Comandada por Irlau Machado — que durante nove anos foi CEO do A.C. Camargo, um dos centros de tratamento de câncer mais renomados do país — a Intermédica é menos verticalizada: cerca de 60% dos atendimentos são feitos em rede própria. A companhia atende 3,6 milhões de beneficiários, principalmente em São Paulo, e cresceu com diversas aquisições, incluindo a Unimed ABC e a Santamália Saúde, que atua na região metropolitana.
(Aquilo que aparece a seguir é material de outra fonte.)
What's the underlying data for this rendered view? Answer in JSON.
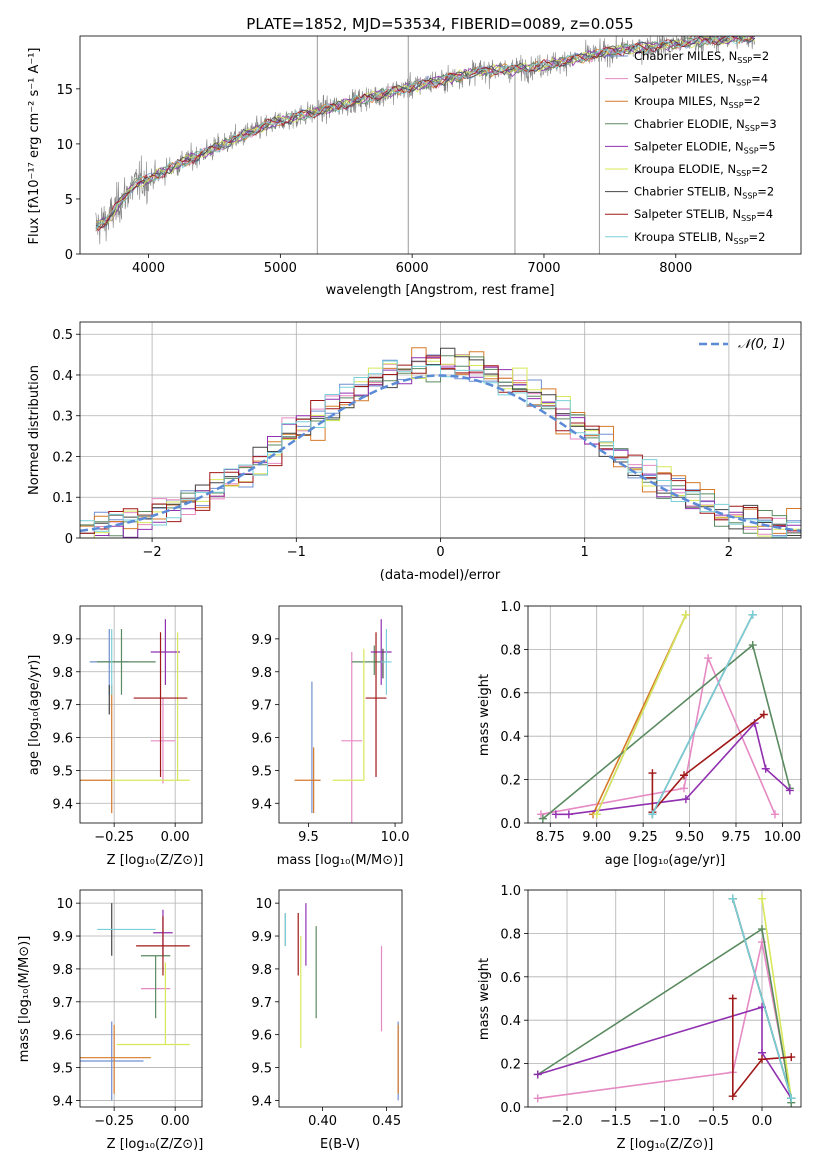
{
  "colors": {
    "Chabrier MILES": "#6f8fd0",
    "Salpeter MILES": "#e68ac4",
    "Kroupa MILES": "#d67a2a",
    "Chabrier ELODIE": "#5a8a60",
    "Salpeter ELODIE": "#9030b0",
    "Kroupa ELODIE": "#d8e85a",
    "Chabrier STELIB": "#444444",
    "Salpeter STELIB": "#a01818",
    "Kroupa STELIB": "#7ad0d8",
    "data": "#808080",
    "normal": "#5b8ad6"
  },
  "chart_data": [
    {
      "id": "spectrum",
      "type": "line",
      "title": "PLATE=1852, MJD=53534, FIBERID=0089, z=0.055",
      "xlabel": "wavelength [Angstrom, rest frame]",
      "ylabel": "Flux [fλ10⁻¹⁷ erg cm⁻² s⁻¹ A⁻¹]",
      "xlim": [
        3480,
        8950
      ],
      "ylim": [
        0,
        19.8
      ],
      "xticks": [
        4000,
        5000,
        6000,
        7000,
        8000
      ],
      "yticks": [
        0,
        5,
        10,
        15
      ],
      "legend_position": "right",
      "legend": [
        {
          "name": "Chabrier MILES",
          "sub": "SSP",
          "n": "2"
        },
        {
          "name": "Salpeter MILES",
          "sub": "SSP",
          "n": "4"
        },
        {
          "name": "Kroupa MILES",
          "sub": "SSP",
          "n": "2"
        },
        {
          "name": "Chabrier ELODIE",
          "sub": "SSP",
          "n": "3"
        },
        {
          "name": "Salpeter ELODIE",
          "sub": "SSP",
          "n": "5"
        },
        {
          "name": "Kroupa ELODIE",
          "sub": "SSP",
          "n": "2"
        },
        {
          "name": "Chabrier STELIB",
          "sub": "SSP",
          "n": "2"
        },
        {
          "name": "Salpeter STELIB",
          "sub": "SSP",
          "n": "4"
        },
        {
          "name": "Kroupa STELIB",
          "sub": "SSP",
          "n": "2"
        }
      ],
      "continuum": {
        "x": [
          3600,
          3700,
          3800,
          3900,
          4000,
          4200,
          4500,
          4800,
          5000,
          5300,
          5600,
          6000,
          6300,
          6500,
          6800,
          7000,
          7300,
          7600,
          8000,
          8300,
          8600
        ],
        "y": [
          2.5,
          3.2,
          5.0,
          6.4,
          6.8,
          8.0,
          9.6,
          11.2,
          12.1,
          13.0,
          14.0,
          15.2,
          16.0,
          16.6,
          16.8,
          17.1,
          17.9,
          18.6,
          19.1,
          19.5,
          19.7
        ]
      }
    },
    {
      "id": "residuals",
      "type": "histogram",
      "xlabel": "(data-model)/error",
      "ylabel": "Normed distribution",
      "xlim": [
        -2.5,
        2.5
      ],
      "ylim": [
        0,
        0.53
      ],
      "xticks": [
        -2,
        -1,
        0,
        1,
        2
      ],
      "yticks": [
        0.0,
        0.1,
        0.2,
        0.3,
        0.4,
        0.5
      ],
      "legend": "𝒩(0, 1)",
      "legend_position": "upper right",
      "gaussian": {
        "mean": 0,
        "sigma": 1
      },
      "bin_width": 0.1
    },
    {
      "id": "age_vs_Z",
      "type": "errorbar",
      "xlabel": "Z [log₁₀(Z/Z⊙)]",
      "ylabel": "age  [log₁₀(age/yr)]",
      "xlim": [
        -0.39,
        0.11
      ],
      "ylim": [
        9.34,
        10.0
      ],
      "xticks": [
        -0.25,
        0.0
      ],
      "xticklabels": [
        "−0.25",
        "0.00"
      ],
      "yticks": [
        9.4,
        9.5,
        9.6,
        9.7,
        9.8,
        9.9
      ],
      "points": [
        {
          "s": "Chabrier MILES",
          "x": -0.27,
          "y": 9.83,
          "xe": [
            0.08,
            0.08
          ],
          "ye": [
            0.1,
            0.1
          ]
        },
        {
          "s": "Salpeter MILES",
          "x": -0.05,
          "y": 9.59,
          "xe": [
            0.05,
            0.05
          ],
          "ye": [
            0.13,
            0.13
          ]
        },
        {
          "s": "Kroupa MILES",
          "x": -0.26,
          "y": 9.47,
          "xe": [
            0.14,
            0.0
          ],
          "ye": [
            0.1,
            0.29
          ]
        },
        {
          "s": "Chabrier ELODIE",
          "x": -0.22,
          "y": 9.83,
          "xe": [
            0.1,
            0.14
          ],
          "ye": [
            0.1,
            0.1
          ]
        },
        {
          "s": "Salpeter ELODIE",
          "x": -0.04,
          "y": 9.86,
          "xe": [
            0.06,
            0.06
          ],
          "ye": [
            0.1,
            0.1
          ]
        },
        {
          "s": "Kroupa ELODIE",
          "x": 0.01,
          "y": 9.47,
          "xe": [
            0.27,
            0.05
          ],
          "ye": [
            0.0,
            0.45
          ]
        },
        {
          "s": "Chabrier STELIB",
          "x": -0.27,
          "y": 9.72,
          "xe": [
            0.0,
            0.0
          ],
          "ye": [
            0.05,
            0.04
          ]
        },
        {
          "s": "Salpeter STELIB",
          "x": -0.06,
          "y": 9.72,
          "xe": [
            0.11,
            0.11
          ],
          "ye": [
            0.24,
            0.2
          ]
        },
        {
          "s": "Kroupa STELIB",
          "x": -0.26,
          "y": 9.83,
          "xe": [
            0.0,
            0.0
          ],
          "ye": [
            0.1,
            0.1
          ]
        }
      ]
    },
    {
      "id": "age_vs_mass",
      "type": "errorbar",
      "xlabel": "mass [log₁₀(M/M⊙)]",
      "ylabel": "",
      "xlim": [
        9.33,
        10.04
      ],
      "ylim": [
        9.34,
        10.0
      ],
      "xticks": [
        9.5,
        10.0
      ],
      "xticklabels": [
        "9.5",
        "10.0"
      ],
      "yticks": [
        9.4,
        9.5,
        9.6,
        9.7,
        9.8,
        9.9
      ],
      "points": [
        {
          "s": "Chabrier MILES",
          "x": 9.52,
          "y": 9.57,
          "xe": [
            0.0,
            0.0
          ],
          "ye": [
            0.2,
            0.2
          ]
        },
        {
          "s": "Salpeter MILES",
          "x": 9.75,
          "y": 9.59,
          "xe": [
            0.06,
            0.06
          ],
          "ye": [
            0.27,
            0.27
          ]
        },
        {
          "s": "Kroupa MILES",
          "x": 9.53,
          "y": 9.47,
          "xe": [
            0.11,
            0.04
          ],
          "ye": [
            0.1,
            0.1
          ]
        },
        {
          "s": "Chabrier ELODIE",
          "x": 9.88,
          "y": 9.83,
          "xe": [
            0.13,
            0.06
          ],
          "ye": [
            0.04,
            0.05
          ]
        },
        {
          "s": "Salpeter ELODIE",
          "x": 9.92,
          "y": 9.86,
          "xe": [
            0.06,
            0.06
          ],
          "ye": [
            0.1,
            0.1
          ]
        },
        {
          "s": "Kroupa ELODIE",
          "x": 9.82,
          "y": 9.47,
          "xe": [
            0.18,
            0.0
          ],
          "ye": [
            0.0,
            0.4
          ]
        },
        {
          "s": "Chabrier STELIB",
          "x": 9.93,
          "y": 9.83,
          "xe": [
            0.0,
            0.0
          ],
          "ye": [
            0.05,
            0.04
          ]
        },
        {
          "s": "Salpeter STELIB",
          "x": 9.89,
          "y": 9.72,
          "xe": [
            0.06,
            0.06
          ],
          "ye": [
            0.24,
            0.2
          ]
        },
        {
          "s": "Kroupa STELIB",
          "x": 9.95,
          "y": 9.83,
          "xe": [
            0.03,
            0.03
          ],
          "ye": [
            0.1,
            0.1
          ]
        }
      ]
    },
    {
      "id": "weight_vs_age",
      "type": "line",
      "xlabel": "age  [log₁₀(age/yr)]",
      "ylabel": "mass weight",
      "xlim": [
        8.63,
        10.1
      ],
      "ylim": [
        0,
        1.0
      ],
      "xticks": [
        8.75,
        9.0,
        9.25,
        9.5,
        9.75,
        10.0
      ],
      "xticklabels": [
        "8.75",
        "9.00",
        "9.25",
        "9.50",
        "9.75",
        "10.00"
      ],
      "yticks": [
        0.0,
        0.2,
        0.4,
        0.6,
        0.8,
        1.0
      ],
      "yticklabels": [
        "0.0",
        "0.2",
        "0.4",
        "0.6",
        "0.8",
        "1.0"
      ],
      "series": [
        {
          "s": "Chabrier MILES",
          "points": [
            [
              9.0,
              0.04
            ],
            [
              9.48,
              0.96
            ]
          ]
        },
        {
          "s": "Salpeter MILES",
          "points": [
            [
              8.7,
              0.04
            ],
            [
              9.47,
              0.16
            ],
            [
              9.6,
              0.76
            ],
            [
              9.96,
              0.04
            ]
          ]
        },
        {
          "s": "Kroupa MILES",
          "points": [
            [
              8.98,
              0.04
            ],
            [
              9.48,
              0.96
            ]
          ]
        },
        {
          "s": "Chabrier ELODIE",
          "points": [
            [
              8.71,
              0.02
            ],
            [
              9.84,
              0.82
            ],
            [
              10.04,
              0.16
            ]
          ]
        },
        {
          "s": "Salpeter ELODIE",
          "points": [
            [
              8.78,
              0.04
            ],
            [
              8.85,
              0.04
            ],
            [
              9.48,
              0.11
            ],
            [
              9.85,
              0.46
            ],
            [
              9.91,
              0.25
            ],
            [
              10.04,
              0.15
            ]
          ]
        },
        {
          "s": "Kroupa ELODIE",
          "points": [
            [
              9.0,
              0.04
            ],
            [
              9.48,
              0.96
            ]
          ]
        },
        {
          "s": "Chabrier STELIB",
          "points": [
            [
              9.3,
              0.04
            ],
            [
              9.84,
              0.96
            ]
          ]
        },
        {
          "s": "Salpeter STELIB",
          "points": [
            [
              9.3,
              0.23
            ],
            [
              9.3,
              0.05
            ],
            [
              9.47,
              0.22
            ],
            [
              9.9,
              0.5
            ]
          ]
        },
        {
          "s": "Kroupa STELIB",
          "points": [
            [
              9.3,
              0.04
            ],
            [
              9.84,
              0.96
            ]
          ]
        }
      ]
    },
    {
      "id": "mass_vs_Z",
      "type": "errorbar",
      "xlabel": "Z [log₁₀(Z/Z⊙)]",
      "ylabel": "mass [log₁₀(M/M⊙)]",
      "xlim": [
        -0.39,
        0.11
      ],
      "ylim": [
        9.38,
        10.04
      ],
      "xticks": [
        -0.25,
        0.0
      ],
      "xticklabels": [
        "−0.25",
        "0.00"
      ],
      "yticks": [
        9.4,
        9.5,
        9.6,
        9.7,
        9.8,
        9.9,
        10.0
      ],
      "points": [
        {
          "s": "Chabrier MILES",
          "x": -0.26,
          "y": 9.52,
          "xe": [
            0.14,
            0.13
          ],
          "ye": [
            0.12,
            0.12
          ]
        },
        {
          "s": "Salpeter MILES",
          "x": -0.08,
          "y": 9.74,
          "xe": [
            0.06,
            0.06
          ],
          "ye": [
            0.0,
            0.0
          ]
        },
        {
          "s": "Kroupa MILES",
          "x": -0.25,
          "y": 9.53,
          "xe": [
            0.14,
            0.15
          ],
          "ye": [
            0.11,
            0.1
          ]
        },
        {
          "s": "Chabrier ELODIE",
          "x": -0.08,
          "y": 9.84,
          "xe": [
            0.06,
            0.06
          ],
          "ye": [
            0.19,
            0.0
          ]
        },
        {
          "s": "Salpeter ELODIE",
          "x": -0.05,
          "y": 9.91,
          "xe": [
            0.04,
            0.04
          ],
          "ye": [
            0.07,
            0.07
          ]
        },
        {
          "s": "Kroupa ELODIE",
          "x": -0.04,
          "y": 9.57,
          "xe": [
            0.2,
            0.1
          ],
          "ye": [
            0.0,
            0.25
          ]
        },
        {
          "s": "Chabrier STELIB",
          "x": -0.26,
          "y": 9.92,
          "xe": [
            0.0,
            0.0
          ],
          "ye": [
            0.08,
            0.08
          ]
        },
        {
          "s": "Salpeter STELIB",
          "x": -0.05,
          "y": 9.87,
          "xe": [
            0.11,
            0.11
          ],
          "ye": [
            0.09,
            0.09
          ]
        },
        {
          "s": "Kroupa STELIB",
          "x": -0.22,
          "y": 9.92,
          "xe": [
            0.1,
            0.14
          ],
          "ye": [
            0.0,
            0.0
          ]
        }
      ]
    },
    {
      "id": "mass_vs_EBV",
      "type": "errorbar",
      "xlabel": "E(B-V)",
      "ylabel": "",
      "xlim": [
        0.366,
        0.462
      ],
      "ylim": [
        9.38,
        10.04
      ],
      "xticks": [
        0.4,
        0.45
      ],
      "xticklabels": [
        "0.40",
        "0.45"
      ],
      "yticks": [
        9.4,
        9.5,
        9.6,
        9.7,
        9.8,
        9.9,
        10.0
      ],
      "points": [
        {
          "s": "Chabrier MILES",
          "x": 0.459,
          "y": 9.52,
          "xe": [
            0.0,
            0.0
          ],
          "ye": [
            0.12,
            0.12
          ]
        },
        {
          "s": "Salpeter MILES",
          "x": 0.446,
          "y": 9.74,
          "xe": [
            0.0,
            0.0
          ],
          "ye": [
            0.13,
            0.13
          ]
        },
        {
          "s": "Kroupa MILES",
          "x": 0.459,
          "y": 9.53,
          "xe": [
            0.0,
            0.0
          ],
          "ye": [
            0.11,
            0.1
          ]
        },
        {
          "s": "Chabrier ELODIE",
          "x": 0.395,
          "y": 9.84,
          "xe": [
            0.0,
            0.0
          ],
          "ye": [
            0.19,
            0.09
          ]
        },
        {
          "s": "Salpeter ELODIE",
          "x": 0.387,
          "y": 9.91,
          "xe": [
            0.0,
            0.0
          ],
          "ye": [
            0.1,
            0.09
          ]
        },
        {
          "s": "Kroupa ELODIE",
          "x": 0.383,
          "y": 9.73,
          "xe": [
            0.0,
            0.0
          ],
          "ye": [
            0.17,
            0.17
          ]
        },
        {
          "s": "Chabrier STELIB",
          "x": 0.371,
          "y": 9.92,
          "xe": [
            0.0,
            0.0
          ],
          "ye": [
            0.05,
            0.05
          ]
        },
        {
          "s": "Salpeter STELIB",
          "x": 0.381,
          "y": 9.87,
          "xe": [
            0.0,
            0.0
          ],
          "ye": [
            0.09,
            0.1
          ]
        },
        {
          "s": "Kroupa STELIB",
          "x": 0.371,
          "y": 9.92,
          "xe": [
            0.0,
            0.0
          ],
          "ye": [
            0.05,
            0.05
          ]
        }
      ]
    },
    {
      "id": "weight_vs_Z",
      "type": "line",
      "xlabel": "Z [log₁₀(Z/Z⊙)]",
      "ylabel": "mass weight",
      "xlim": [
        -2.4,
        0.4
      ],
      "ylim": [
        0,
        1.0
      ],
      "xticks": [
        -2.0,
        -1.5,
        -1.0,
        -0.5,
        0.0
      ],
      "xticklabels": [
        "−2.0",
        "−1.5",
        "−1.0",
        "−0.5",
        "0.0"
      ],
      "yticks": [
        0.0,
        0.2,
        0.4,
        0.6,
        0.8,
        1.0
      ],
      "yticklabels": [
        "0.0",
        "0.2",
        "0.4",
        "0.6",
        "0.8",
        "1.0"
      ],
      "series": [
        {
          "s": "Chabrier MILES",
          "points": [
            [
              -0.3,
              0.96
            ],
            [
              0.3,
              0.04
            ]
          ]
        },
        {
          "s": "Salpeter MILES",
          "points": [
            [
              -2.3,
              0.04
            ],
            [
              -0.3,
              0.16
            ],
            [
              0.0,
              0.76
            ],
            [
              0.3,
              0.04
            ]
          ]
        },
        {
          "s": "Kroupa MILES",
          "points": [
            [
              -0.3,
              0.96
            ],
            [
              0.3,
              0.04
            ]
          ]
        },
        {
          "s": "Chabrier ELODIE",
          "points": [
            [
              -2.3,
              0.15
            ],
            [
              0.0,
              0.82
            ],
            [
              0.3,
              0.02
            ]
          ]
        },
        {
          "s": "Salpeter ELODIE",
          "points": [
            [
              -2.3,
              0.15
            ],
            [
              0.0,
              0.46
            ],
            [
              0.0,
              0.25
            ],
            [
              0.3,
              0.04
            ]
          ]
        },
        {
          "s": "Kroupa ELODIE",
          "points": [
            [
              0.0,
              0.96
            ],
            [
              0.3,
              0.04
            ]
          ]
        },
        {
          "s": "Chabrier STELIB",
          "points": [
            [
              -0.3,
              0.96
            ],
            [
              0.3,
              0.04
            ]
          ]
        },
        {
          "s": "Salpeter STELIB",
          "points": [
            [
              -0.3,
              0.5
            ],
            [
              -0.3,
              0.05
            ],
            [
              0.0,
              0.22
            ],
            [
              0.3,
              0.23
            ]
          ]
        },
        {
          "s": "Kroupa STELIB",
          "points": [
            [
              -0.3,
              0.96
            ],
            [
              0.3,
              0.04
            ]
          ]
        }
      ]
    }
  ]
}
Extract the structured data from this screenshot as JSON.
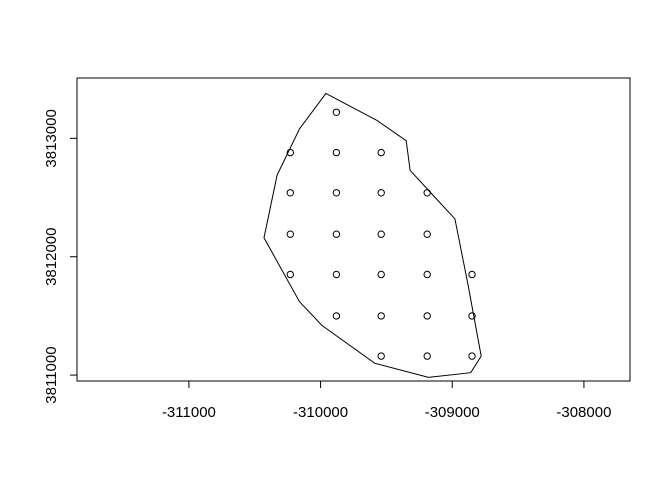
{
  "chart_data": {
    "type": "scatter",
    "title": "",
    "xlabel": "",
    "ylabel": "",
    "xlim": [
      -311850,
      -307650
    ],
    "ylim": [
      3810950,
      3813510
    ],
    "grid": false,
    "legend": "none",
    "x_ticks": [
      -311000,
      -310000,
      -309000,
      -308000
    ],
    "x_tick_labels": [
      "-311000",
      "-310000",
      "-309000",
      "-308000"
    ],
    "y_ticks": [
      3811000,
      3812000,
      3813000
    ],
    "y_tick_labels": [
      "3811000",
      "3812000",
      "3813000"
    ],
    "boundary_polygon": [
      [
        -309960,
        3813380
      ],
      [
        -309570,
        3813150
      ],
      [
        -309350,
        3812980
      ],
      [
        -309320,
        3812730
      ],
      [
        -309130,
        3812500
      ],
      [
        -308980,
        3812320
      ],
      [
        -308880,
        3811760
      ],
      [
        -308780,
        3811160
      ],
      [
        -308860,
        3811020
      ],
      [
        -309180,
        3810980
      ],
      [
        -309590,
        3811100
      ],
      [
        -309990,
        3811420
      ],
      [
        -310160,
        3811620
      ],
      [
        -310430,
        3812160
      ],
      [
        -310330,
        3812690
      ],
      [
        -310160,
        3813080
      ]
    ],
    "points": [
      [
        -309880,
        3813220
      ],
      [
        -310230,
        3812880
      ],
      [
        -309880,
        3812880
      ],
      [
        -309540,
        3812880
      ],
      [
        -310230,
        3812540
      ],
      [
        -309880,
        3812540
      ],
      [
        -309540,
        3812540
      ],
      [
        -309190,
        3812540
      ],
      [
        -310230,
        3812190
      ],
      [
        -309880,
        3812190
      ],
      [
        -309540,
        3812190
      ],
      [
        -309190,
        3812190
      ],
      [
        -310230,
        3811850
      ],
      [
        -309880,
        3811850
      ],
      [
        -309540,
        3811850
      ],
      [
        -309190,
        3811850
      ],
      [
        -308850,
        3811850
      ],
      [
        -309880,
        3811500
      ],
      [
        -309540,
        3811500
      ],
      [
        -309190,
        3811500
      ],
      [
        -308850,
        3811500
      ],
      [
        -309540,
        3811160
      ],
      [
        -309190,
        3811160
      ],
      [
        -308850,
        3811160
      ]
    ]
  }
}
10155 676b9232 978d 0000 0000 ef859459877eA sinistralidade da Intermédica é maior do que a da Hapvida — 75% — e sua margem é menor, 13%. “Dá pra ver o copo meio cheio ou meio vazio”, diz um gestor comparando as duas companhias.

“Você pode dizer que a Intermédica é menos eficiente ou que ela tem mais espaço para aumentar a eficiência, da mesma forma que a Hapvida pode ser vista como mais eficiente ou como uma empresa que já chegou no ponto de saturação.” 

A competição em São Paulo é mais acirrada do que no Nordeste, mas a Intermédica vem ganhando share de competidores não verticalizados, como Amil, SulAmérica e Bradesco Saúde. Enquanto as concorrentes repassam uma inflação médica galopante, a Intermédica, por ter um custo mais baixo, tem feito ajustes mais moderados.

“Precisa ver o quanto estão enfeitando a noiva. Confio muito mais num modelo em que a família segue como investidora de longo prazo”, diz um gestor do ‘time Hapvida’.

Com DNAs parecidos e um perfil geográfico complementar, no mercado dá-se como óbvia — ao menos em teoria — uma fusão das duas companhias mais à frente. A Hapvida vai usar parte dos recursos da oferta para expandir seu modelo para o Sul e Sudeste, onde deve concorrer em clientes e ativos com a Intermédica.

“Seria o casamento perfeito. Agora, com o preço estabelecido pelo mercado, pode ser que essa fusão venha a sair do papel”, diz um investidor.

O risco para ambos os casos é o adversário comum: a UnitedHealth, dona da Amil.  A empresa — um gigante de US$ 230 bilhões nos EUA — perde dinheiro no Brasil há três anos  e está tentando acertar o passo, mas não há sinal de que esteja conseguindo. No ano passado, a Amil lançou discretamente o ‘Next’, um plano ‘low cost’ voltado para pessoas físicas e pequenas empresas, com mensalidades que começam em cerca de R$ 150, no Rio e na Grande São Paulo. Por enquanto, ele ainda engatinha.

Uma fonte que conhece ambas as empresas diz que a Hapvida tem que evitar ‘overpromise‘ e ‘underdeliver‘ (prometer demais e entregar de menos).

“A Hapvida provavelmente vai ter um dos melhores IPOs da história do setor de saúde, mas temo que eles não estejam preparados para o que vem depois. Com a empresa listada, qualquer negativa de atendimento vai atrair muita atenção, e a chance de eles não conseguirem entregar é enorme.” Para esta fonte, a Intermédica — que está saindo a um desconto — parece menos atraente agora, mas tem um negócio mais sustentável no longo prazo.